A single payment system reflects either absolute ignorance of the complexities of funding Primary Care or a cunning move towards what appears to be this government's agenda: The destruction of General Practice as you know it. The current crisis is calculated and engineered to take the independent contractor model to its brink, to blame it for 'failing patients' and to replace it with private companies 'saving' the day with health centers employing a skeleton medical workforce with plenty of PAs and similar.
I am speechless that throwing us a bone with no meat on seems to have suddenly mollified a great number of contributors. Don't be so naive!
5000 new GPs in 4 years from now?
Single payment system?
Universities offering places for PAs, all expenses paid?
"I can give you a categorical
assurance that I am not seeking to save any money from the junior doctors’
paybill" = the bill for the treasury/DH will be the same, but your working conditions will change. You will work 'social hours' on Saturday night for weekday daytime pay and you won't have annual increments, you will start at the bottom again if you do research/have maternity breaks etc etc.

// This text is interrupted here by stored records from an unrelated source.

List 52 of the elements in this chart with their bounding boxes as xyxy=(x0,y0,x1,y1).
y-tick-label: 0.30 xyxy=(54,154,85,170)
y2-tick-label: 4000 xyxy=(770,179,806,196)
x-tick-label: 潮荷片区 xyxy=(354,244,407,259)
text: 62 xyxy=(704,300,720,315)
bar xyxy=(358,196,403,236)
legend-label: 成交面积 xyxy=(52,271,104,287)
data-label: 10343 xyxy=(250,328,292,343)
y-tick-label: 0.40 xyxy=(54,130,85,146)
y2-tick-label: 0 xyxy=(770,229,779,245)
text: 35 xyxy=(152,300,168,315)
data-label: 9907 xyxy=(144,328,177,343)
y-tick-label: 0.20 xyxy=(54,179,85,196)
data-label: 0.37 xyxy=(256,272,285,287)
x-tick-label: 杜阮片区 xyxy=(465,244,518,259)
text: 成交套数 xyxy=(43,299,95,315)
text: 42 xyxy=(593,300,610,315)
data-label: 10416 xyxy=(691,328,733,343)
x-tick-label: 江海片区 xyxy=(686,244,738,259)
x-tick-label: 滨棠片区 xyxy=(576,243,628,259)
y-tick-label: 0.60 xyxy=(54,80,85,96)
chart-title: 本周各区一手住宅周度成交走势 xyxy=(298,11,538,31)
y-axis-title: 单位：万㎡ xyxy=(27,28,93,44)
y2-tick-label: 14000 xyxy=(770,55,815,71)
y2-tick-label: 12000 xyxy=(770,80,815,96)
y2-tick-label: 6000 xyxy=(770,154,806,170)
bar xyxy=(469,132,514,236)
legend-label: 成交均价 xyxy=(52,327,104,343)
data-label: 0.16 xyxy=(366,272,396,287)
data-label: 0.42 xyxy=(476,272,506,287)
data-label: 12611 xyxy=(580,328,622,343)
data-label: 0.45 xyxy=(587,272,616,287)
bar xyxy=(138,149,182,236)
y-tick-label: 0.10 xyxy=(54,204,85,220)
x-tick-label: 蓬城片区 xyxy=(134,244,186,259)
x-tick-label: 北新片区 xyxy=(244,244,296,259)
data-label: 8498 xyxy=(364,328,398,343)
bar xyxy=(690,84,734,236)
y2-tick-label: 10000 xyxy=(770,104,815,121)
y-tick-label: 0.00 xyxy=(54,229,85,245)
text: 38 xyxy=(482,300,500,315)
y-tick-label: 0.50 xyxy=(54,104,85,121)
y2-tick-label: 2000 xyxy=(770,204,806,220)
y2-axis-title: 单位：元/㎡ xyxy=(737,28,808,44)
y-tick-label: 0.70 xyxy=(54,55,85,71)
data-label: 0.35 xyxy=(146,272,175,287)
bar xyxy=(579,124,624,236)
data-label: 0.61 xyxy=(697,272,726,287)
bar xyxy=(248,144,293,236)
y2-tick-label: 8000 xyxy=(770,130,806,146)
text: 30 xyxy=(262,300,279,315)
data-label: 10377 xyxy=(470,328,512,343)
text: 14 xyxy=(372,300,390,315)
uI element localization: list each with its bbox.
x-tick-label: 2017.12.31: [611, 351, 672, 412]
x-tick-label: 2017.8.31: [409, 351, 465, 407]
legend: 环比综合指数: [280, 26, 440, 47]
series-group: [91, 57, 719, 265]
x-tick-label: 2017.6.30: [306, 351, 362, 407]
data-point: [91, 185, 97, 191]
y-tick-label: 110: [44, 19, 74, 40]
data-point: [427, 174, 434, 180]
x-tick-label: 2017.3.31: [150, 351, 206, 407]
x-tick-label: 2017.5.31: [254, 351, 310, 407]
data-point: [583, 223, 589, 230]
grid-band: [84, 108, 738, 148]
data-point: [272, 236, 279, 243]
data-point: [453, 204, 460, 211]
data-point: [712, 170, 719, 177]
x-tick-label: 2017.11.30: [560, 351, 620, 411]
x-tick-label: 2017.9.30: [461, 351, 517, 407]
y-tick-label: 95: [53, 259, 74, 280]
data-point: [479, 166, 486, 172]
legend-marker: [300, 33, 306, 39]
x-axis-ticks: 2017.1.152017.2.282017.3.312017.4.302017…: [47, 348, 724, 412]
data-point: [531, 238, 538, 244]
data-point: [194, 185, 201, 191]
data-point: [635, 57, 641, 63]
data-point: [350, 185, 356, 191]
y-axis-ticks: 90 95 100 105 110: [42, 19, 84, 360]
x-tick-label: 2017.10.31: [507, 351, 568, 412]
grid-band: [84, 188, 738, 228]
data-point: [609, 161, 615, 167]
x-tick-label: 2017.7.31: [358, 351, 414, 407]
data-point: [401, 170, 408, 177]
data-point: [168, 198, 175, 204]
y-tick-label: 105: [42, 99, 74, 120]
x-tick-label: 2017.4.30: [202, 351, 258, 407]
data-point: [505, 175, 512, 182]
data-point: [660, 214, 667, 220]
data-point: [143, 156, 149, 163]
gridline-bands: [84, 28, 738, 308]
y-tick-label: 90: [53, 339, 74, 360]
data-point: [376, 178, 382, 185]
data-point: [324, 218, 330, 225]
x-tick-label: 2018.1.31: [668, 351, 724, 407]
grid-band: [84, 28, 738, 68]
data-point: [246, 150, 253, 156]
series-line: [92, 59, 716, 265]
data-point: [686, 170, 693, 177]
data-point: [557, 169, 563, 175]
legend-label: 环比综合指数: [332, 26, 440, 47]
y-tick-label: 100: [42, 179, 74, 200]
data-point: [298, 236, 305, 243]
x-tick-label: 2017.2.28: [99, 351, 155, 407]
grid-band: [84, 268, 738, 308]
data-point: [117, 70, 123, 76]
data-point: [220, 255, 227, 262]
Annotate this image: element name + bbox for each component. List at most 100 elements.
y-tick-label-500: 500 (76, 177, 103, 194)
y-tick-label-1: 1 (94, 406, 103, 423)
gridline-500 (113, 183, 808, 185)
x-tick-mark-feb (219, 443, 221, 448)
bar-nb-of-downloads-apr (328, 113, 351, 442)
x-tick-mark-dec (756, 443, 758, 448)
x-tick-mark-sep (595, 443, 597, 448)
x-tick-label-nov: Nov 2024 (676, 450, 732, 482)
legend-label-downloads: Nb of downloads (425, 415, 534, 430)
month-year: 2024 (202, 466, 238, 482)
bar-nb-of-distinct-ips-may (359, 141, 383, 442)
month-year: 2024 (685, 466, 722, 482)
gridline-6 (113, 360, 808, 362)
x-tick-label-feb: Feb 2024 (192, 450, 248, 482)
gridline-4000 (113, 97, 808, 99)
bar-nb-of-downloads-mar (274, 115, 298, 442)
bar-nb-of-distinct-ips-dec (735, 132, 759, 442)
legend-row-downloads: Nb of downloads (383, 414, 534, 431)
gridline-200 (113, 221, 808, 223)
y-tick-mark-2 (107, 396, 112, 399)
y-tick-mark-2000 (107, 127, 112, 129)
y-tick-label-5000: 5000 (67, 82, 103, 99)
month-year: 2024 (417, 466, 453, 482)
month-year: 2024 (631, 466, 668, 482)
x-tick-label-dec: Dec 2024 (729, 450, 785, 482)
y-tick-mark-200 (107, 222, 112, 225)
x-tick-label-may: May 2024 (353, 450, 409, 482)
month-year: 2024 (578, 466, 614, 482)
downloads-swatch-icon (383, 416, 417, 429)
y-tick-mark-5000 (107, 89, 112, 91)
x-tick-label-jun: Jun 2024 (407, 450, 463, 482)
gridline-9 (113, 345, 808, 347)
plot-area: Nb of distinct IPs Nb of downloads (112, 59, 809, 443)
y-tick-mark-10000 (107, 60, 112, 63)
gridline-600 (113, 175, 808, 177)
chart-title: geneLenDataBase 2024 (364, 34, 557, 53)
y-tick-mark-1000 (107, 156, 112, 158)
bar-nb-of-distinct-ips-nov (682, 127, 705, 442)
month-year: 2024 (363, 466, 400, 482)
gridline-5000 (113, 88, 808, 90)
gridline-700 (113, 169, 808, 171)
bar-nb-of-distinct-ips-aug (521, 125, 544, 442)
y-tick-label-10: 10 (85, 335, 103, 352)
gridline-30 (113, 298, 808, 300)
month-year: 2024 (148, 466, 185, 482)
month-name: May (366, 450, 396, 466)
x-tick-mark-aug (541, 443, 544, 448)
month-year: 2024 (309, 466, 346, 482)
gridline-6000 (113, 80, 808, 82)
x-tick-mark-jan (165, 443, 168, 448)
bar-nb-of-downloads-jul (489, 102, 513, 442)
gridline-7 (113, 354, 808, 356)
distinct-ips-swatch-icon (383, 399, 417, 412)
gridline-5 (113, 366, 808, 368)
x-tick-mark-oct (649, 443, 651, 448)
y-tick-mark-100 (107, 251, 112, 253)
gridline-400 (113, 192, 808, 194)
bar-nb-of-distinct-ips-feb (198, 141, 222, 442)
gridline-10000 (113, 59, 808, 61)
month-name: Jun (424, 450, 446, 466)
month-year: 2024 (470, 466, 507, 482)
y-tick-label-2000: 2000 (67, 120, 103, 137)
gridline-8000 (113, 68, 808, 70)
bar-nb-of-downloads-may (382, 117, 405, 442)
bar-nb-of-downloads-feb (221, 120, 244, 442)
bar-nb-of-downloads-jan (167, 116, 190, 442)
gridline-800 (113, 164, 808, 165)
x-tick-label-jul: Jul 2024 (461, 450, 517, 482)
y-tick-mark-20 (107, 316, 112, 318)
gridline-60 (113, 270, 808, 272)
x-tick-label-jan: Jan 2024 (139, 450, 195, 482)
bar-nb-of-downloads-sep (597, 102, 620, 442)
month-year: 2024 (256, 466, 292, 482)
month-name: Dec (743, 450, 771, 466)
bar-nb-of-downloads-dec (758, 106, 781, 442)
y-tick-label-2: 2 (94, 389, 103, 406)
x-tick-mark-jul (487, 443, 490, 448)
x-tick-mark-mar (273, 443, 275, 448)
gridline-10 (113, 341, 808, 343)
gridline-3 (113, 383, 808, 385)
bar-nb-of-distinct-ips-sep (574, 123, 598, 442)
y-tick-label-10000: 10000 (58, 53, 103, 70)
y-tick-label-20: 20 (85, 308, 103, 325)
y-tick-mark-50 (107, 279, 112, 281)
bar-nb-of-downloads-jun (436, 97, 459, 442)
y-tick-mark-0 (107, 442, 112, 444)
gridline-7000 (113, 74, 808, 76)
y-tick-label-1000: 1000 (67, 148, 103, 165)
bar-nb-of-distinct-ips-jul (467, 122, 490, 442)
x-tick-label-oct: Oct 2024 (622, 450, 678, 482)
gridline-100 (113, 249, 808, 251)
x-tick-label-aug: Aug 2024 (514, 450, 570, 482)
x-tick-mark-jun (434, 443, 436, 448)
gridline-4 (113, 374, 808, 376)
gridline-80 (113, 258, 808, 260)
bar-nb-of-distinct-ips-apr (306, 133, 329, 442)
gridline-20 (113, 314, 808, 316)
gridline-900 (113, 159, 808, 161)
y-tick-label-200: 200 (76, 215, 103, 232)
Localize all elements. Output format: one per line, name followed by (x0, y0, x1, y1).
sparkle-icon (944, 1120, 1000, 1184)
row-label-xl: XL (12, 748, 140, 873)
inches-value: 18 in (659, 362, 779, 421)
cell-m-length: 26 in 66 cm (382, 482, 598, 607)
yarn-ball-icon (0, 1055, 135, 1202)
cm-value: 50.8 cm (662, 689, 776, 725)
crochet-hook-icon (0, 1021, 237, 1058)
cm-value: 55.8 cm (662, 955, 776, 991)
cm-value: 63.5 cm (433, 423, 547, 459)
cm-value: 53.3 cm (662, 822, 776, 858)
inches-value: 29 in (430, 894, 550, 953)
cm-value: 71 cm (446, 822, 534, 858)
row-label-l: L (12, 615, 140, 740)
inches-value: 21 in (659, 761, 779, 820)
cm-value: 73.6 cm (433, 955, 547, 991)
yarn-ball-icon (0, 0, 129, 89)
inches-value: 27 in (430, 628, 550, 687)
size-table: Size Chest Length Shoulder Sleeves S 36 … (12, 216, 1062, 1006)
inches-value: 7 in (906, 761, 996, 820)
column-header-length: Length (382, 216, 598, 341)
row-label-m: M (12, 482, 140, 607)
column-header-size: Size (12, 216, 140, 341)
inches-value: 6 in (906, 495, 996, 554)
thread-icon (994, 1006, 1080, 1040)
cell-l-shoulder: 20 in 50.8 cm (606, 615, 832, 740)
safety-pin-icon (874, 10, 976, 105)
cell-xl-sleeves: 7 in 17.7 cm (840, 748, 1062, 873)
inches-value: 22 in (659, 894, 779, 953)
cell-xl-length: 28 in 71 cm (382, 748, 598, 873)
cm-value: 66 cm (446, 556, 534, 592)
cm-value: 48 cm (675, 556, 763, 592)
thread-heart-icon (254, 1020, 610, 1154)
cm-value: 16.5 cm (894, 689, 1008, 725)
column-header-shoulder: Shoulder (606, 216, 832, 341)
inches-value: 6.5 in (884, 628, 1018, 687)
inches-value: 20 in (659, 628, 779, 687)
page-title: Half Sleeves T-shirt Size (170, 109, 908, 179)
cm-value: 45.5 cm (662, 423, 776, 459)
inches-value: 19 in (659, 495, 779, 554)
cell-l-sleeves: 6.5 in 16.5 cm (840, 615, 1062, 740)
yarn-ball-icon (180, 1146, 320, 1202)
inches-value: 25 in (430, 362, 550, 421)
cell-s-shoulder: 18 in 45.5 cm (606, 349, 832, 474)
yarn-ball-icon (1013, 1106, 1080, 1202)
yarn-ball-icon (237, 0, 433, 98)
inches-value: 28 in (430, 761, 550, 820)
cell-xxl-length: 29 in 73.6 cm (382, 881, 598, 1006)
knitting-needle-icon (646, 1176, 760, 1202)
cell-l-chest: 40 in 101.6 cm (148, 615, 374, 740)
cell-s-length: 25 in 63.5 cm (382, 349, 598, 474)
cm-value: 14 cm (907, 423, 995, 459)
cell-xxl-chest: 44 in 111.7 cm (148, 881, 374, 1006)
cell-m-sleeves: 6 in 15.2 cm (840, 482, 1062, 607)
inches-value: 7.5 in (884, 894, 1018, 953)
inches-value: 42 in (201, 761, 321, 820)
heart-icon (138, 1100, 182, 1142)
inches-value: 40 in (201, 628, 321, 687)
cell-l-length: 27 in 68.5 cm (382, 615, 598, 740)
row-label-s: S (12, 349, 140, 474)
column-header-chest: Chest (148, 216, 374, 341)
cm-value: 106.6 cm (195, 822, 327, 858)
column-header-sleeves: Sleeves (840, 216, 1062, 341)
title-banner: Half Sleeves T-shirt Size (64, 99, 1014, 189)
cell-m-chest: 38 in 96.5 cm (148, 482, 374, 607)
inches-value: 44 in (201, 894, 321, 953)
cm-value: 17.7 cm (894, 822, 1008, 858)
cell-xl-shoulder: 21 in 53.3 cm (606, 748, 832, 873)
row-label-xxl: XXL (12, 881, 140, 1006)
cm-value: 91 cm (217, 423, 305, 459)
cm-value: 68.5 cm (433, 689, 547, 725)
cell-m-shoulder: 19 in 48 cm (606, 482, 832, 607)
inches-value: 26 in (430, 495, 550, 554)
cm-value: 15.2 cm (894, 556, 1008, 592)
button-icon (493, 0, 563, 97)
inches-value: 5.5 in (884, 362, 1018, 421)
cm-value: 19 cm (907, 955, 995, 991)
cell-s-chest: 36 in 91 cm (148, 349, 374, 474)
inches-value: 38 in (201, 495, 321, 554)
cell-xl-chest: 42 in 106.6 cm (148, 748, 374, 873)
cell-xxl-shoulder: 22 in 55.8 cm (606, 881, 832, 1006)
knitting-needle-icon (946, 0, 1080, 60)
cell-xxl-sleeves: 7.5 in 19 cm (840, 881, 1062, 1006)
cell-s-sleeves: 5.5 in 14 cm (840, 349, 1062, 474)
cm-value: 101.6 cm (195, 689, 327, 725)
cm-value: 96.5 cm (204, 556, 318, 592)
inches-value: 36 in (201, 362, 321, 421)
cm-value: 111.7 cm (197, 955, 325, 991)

Hunt is expert in double speak and obfuscation. He despises the medical profession, don't trust him.
Dr Hubertus von Blumenthal
Greensands Medical Practice
The fundamental misconception politicians have about triaging is that for them it is a 'bottom up' process, non-medical unqualified people passing up problems to qualified professionals dependent on severity. The opposite is true however. Triaging should be done by the most experienced clinician and passed down the 'chain' according to expertise and experience. That would of course be unaffordable within current systems, which is why NHSD and 111 and whatever they will be replaced by in due course will be destined to fail.